This week, I took one of the first non-family-related vacations (to Spain) that I've taken in several years. Now, there's nothing wrong with family vacations. I happen to love them. However, there's something to be said for slowing down and disconnecting from your "real" life.
Let me amend that observation.
The fact is, there's no such thing as "unreal" life - it's all just life. Yet separating from the day-to-day routines can help us observe ourselves from the outside just a bit, help us situate ourselves in the world. We think about differences and similarities between ourselves and others, about how we were taught to see the world, about the way others see that same world.
The little traveler in Park Guell, Barcelona.
As we were ferried by taxi to the airport in the pre-dawn hours yesterday, the moon was a giant orange globe stamped just above the hills outside Barcelona. One of those incredible moons, where you can see the outlines of craters and lunar seas. Many hours later, I arrived in Texas just after dusk and wondered, for just a moment, whether the moon would look the same. But of course it wouldn't. Latitude and longitude, accidents of birth, words we hear since childhood -- all of these shape the way we think, the way our neurons connect.

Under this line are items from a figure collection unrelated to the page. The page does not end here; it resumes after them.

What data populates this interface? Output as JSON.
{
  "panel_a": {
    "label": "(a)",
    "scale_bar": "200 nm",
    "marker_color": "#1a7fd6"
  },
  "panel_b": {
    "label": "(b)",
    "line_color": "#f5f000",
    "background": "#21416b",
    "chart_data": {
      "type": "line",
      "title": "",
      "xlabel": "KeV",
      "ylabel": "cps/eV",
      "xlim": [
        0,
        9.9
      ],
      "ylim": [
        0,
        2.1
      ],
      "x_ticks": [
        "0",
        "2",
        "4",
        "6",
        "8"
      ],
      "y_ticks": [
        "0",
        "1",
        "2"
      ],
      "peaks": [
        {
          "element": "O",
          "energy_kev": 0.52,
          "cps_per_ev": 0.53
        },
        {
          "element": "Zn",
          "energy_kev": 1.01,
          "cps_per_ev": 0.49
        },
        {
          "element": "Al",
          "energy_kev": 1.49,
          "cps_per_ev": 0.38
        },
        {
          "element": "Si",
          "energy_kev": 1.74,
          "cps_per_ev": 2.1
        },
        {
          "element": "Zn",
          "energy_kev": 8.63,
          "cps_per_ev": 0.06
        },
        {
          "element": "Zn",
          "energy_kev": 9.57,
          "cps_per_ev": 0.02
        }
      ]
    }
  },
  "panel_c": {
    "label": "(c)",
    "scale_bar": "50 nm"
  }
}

It seems, however, that on a world as fragile as ours, it's a desperate need for each of us to try to understand the perspectives of others, wrought by the million little moments in their lives, the particular angle between their position on earth and the moon at any given moment.
Travel is just a little step in the direction of understanding. It's also illuminates how challenging that understanding can be. This week I'm going to share a few little musings from my travels. Feel free to throw a shoe at me for being pretentious. I'll just duck and take it.